At least 4,000 troops: NATO approves new E. Europe-based spearhead force
A new rapid reaction force, likely numbering at least 4,000 and ready to be deployed within 48 hours, will be created in Eastern Europe, after a decision by the 28 NATO member states following a conference in Wales.
“This is a demonstration of our solidarity and resolve,” said NATO Secretary General Anders Fogh Rasmussen as the summit, largely dedicated to Ukraine, and attended by the country’s President Petro Poroshenko, wrapped up.
"Should you even think of attacking one ally, you will be facing the whole alliance.”
NATO said the reason for the new unit is “a security environment which is more unpredictable than ever, including Russia’s aggression against Ukraine, violent extremism in the Middle East and instability in North Africa.”
“This spearhead will include several thousand land troops ready to deploy within a few days with air, sea and Special Forces support,” said Fogh Rasmussen.

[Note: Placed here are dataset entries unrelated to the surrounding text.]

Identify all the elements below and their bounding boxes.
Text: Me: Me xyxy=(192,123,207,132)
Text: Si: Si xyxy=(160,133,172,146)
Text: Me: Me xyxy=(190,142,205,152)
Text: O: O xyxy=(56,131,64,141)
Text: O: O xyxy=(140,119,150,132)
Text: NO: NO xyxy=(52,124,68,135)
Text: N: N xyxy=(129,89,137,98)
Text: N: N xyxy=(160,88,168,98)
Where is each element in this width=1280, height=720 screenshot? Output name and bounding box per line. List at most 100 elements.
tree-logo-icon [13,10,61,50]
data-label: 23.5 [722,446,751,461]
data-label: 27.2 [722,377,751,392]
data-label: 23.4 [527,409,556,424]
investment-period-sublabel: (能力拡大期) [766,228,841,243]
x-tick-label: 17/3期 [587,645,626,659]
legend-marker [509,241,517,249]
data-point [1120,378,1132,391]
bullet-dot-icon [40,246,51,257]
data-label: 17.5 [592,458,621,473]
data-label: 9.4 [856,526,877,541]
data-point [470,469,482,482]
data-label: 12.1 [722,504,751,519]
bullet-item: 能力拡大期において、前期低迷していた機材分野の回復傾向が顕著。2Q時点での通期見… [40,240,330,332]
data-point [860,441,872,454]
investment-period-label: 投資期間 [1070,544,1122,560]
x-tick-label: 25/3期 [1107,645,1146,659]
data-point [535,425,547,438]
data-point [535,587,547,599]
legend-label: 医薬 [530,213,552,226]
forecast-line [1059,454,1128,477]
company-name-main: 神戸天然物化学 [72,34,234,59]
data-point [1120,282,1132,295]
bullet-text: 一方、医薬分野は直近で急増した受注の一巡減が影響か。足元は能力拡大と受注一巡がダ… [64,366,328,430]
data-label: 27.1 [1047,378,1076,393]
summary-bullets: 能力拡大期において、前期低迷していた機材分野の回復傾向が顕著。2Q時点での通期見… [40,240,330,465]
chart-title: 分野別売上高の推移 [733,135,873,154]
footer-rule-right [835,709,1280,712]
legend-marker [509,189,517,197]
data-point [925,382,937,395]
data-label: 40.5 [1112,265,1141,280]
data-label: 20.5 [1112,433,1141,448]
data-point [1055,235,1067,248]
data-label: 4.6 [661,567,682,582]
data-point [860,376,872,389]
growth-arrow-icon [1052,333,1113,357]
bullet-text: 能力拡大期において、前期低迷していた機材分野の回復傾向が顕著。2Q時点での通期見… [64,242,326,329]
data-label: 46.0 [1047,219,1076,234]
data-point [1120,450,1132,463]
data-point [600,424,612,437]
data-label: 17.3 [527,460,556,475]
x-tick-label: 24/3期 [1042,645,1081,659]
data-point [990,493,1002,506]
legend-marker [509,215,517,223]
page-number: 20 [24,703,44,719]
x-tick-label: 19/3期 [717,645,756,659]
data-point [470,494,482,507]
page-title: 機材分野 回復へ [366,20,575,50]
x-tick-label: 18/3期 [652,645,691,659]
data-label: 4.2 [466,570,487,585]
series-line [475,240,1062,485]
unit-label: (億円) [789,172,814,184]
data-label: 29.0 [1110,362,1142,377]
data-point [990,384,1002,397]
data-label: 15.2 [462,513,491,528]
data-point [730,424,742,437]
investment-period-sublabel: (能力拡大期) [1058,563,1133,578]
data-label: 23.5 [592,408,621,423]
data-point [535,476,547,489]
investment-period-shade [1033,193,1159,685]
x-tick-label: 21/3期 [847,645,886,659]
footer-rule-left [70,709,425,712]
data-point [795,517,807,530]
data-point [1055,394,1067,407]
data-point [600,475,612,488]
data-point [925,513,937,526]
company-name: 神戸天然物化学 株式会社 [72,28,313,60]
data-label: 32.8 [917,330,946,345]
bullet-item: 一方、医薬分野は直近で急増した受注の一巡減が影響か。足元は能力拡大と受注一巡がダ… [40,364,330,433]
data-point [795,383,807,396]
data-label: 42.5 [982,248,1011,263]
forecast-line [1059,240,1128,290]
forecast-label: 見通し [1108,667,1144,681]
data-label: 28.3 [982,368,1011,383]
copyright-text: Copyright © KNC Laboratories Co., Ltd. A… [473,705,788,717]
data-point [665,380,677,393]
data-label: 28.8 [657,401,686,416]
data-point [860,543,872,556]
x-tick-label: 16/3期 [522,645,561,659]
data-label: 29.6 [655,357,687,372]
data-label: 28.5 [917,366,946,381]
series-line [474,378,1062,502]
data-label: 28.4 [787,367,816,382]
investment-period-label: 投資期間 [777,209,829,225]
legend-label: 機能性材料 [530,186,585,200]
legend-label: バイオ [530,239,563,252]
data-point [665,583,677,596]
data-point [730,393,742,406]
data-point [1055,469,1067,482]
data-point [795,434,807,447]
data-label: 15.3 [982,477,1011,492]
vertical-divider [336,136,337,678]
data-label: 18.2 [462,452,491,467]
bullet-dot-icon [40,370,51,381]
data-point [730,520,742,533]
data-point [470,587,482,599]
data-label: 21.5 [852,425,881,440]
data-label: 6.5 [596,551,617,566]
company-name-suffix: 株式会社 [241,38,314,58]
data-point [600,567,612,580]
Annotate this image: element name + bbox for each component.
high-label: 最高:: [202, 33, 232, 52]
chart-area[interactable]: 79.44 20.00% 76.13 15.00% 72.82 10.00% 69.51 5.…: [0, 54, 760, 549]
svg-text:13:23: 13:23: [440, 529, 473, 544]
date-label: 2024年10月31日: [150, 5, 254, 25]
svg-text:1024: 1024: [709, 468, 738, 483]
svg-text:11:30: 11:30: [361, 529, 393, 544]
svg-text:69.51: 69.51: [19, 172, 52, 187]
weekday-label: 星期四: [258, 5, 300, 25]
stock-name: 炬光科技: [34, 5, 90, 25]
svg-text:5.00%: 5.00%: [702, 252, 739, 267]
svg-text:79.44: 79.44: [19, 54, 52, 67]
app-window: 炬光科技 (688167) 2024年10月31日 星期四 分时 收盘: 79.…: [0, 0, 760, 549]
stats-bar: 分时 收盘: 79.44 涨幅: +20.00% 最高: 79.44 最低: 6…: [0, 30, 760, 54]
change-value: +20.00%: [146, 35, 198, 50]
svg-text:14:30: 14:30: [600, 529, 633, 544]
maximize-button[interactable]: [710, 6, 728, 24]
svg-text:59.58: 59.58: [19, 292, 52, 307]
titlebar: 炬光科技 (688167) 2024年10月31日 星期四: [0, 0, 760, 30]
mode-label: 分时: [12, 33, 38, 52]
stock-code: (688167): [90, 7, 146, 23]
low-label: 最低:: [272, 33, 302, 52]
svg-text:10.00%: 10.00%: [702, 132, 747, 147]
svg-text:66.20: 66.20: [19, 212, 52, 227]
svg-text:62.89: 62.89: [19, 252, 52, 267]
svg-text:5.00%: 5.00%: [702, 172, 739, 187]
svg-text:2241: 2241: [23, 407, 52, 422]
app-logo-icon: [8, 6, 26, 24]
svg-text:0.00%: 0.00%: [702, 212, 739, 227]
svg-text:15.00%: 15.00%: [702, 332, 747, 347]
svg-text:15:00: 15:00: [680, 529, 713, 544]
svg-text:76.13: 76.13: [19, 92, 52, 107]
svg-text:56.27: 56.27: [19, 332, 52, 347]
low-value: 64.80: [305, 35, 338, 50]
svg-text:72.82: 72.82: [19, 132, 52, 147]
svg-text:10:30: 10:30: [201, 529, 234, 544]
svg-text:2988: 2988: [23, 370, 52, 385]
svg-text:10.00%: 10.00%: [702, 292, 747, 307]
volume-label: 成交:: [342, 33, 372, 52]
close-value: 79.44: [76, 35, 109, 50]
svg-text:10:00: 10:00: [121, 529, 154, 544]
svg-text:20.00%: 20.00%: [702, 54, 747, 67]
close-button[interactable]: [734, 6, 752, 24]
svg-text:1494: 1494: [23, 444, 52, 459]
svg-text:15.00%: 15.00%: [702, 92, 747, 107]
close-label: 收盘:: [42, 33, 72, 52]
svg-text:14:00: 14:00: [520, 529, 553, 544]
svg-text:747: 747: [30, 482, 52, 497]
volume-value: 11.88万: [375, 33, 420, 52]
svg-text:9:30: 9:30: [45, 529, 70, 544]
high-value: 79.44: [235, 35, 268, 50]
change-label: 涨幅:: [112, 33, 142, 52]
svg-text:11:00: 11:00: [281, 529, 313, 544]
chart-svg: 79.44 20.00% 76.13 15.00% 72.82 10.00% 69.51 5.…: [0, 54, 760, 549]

The Baltic States and Romania have already offered to host the force, whose exact numbers have not been agreed, with Downing Street saying it will likely number 4,000 and Warsaw 5,000. Poland, the largest NATO state in Eastern Europe, is expected to house the headquarters.
The Baltic States have been among the most vocal advocates of NATO strengthening in the region, but the organization is bound by a 1997 agreement with Russia, which bars it from placing permanent bases in Lithuania, Latvia or Estonia. This can be circumvented by staging constant rotations of “exercises” that can in practice amount to the same thing.
The new force will be the vanguard of the existing NATO Response Force (NRF) that began operations a decade ago. The 25,000-strong NRF can take up to a month to deploy, by which time any military incursion can become a fait accompli.
“We must be able to act more swiftly,” said UK Prime Minister David Cameron, whose country said that it will provide up to a quarter of the new force’s troops.
Georgia coming in, Ukraine told to wait
Fogh Rasmussen rebuffed Moscow’s warning that if Kiev made steps to join NATO, it would undermine the chances of reaching a lasting compromise in Ukraine.
"No third country has a veto over NATO enlargement. NATO's door remains open. Each country will be judged on its merits," said the former Danish Prime Minister.
Nonetheless, Ukraine, which has made intermittent moves towards joining the alliance in the last decade – and whose Prime Minister Arseny Yatsenyuk called for membership earlier this week – is not currently being considered, despite being granted a symbolic aid package from the alliance on Thursday.
"The alliance must stick to previously made statements that such an opportunity may appear possible only in the long-term future," said Norway’s Conservative prime minister, Erna Solberg.
"Ukraine is still a neutral state, bounded by its regulations and the security situation in the region. The whole of Ukraine must undergo essential changes before it joins NATO," she added.
On the other hand, Georgia, which fought a war with Russia in 2008, has made progress: it was included on the shortlist of countries looking for 'enhanced co-operation' with NATO, alongside Australia, Finland, Jordan and Sweden.
“We agreed on a substantive package of measures for Georgia… that will help Georgia advance in its preparations towards membership of NATO,” said Fogh Rasmussen.
The Polish capital Warsaw has been chosen as the venue for the next NATO summit in 2016, after Fogh Rasmussen said that the choice of location would “send a strong signal of Polish involvement in the alliance and a very visible presence by NATO in the eastern regions of the alliance.”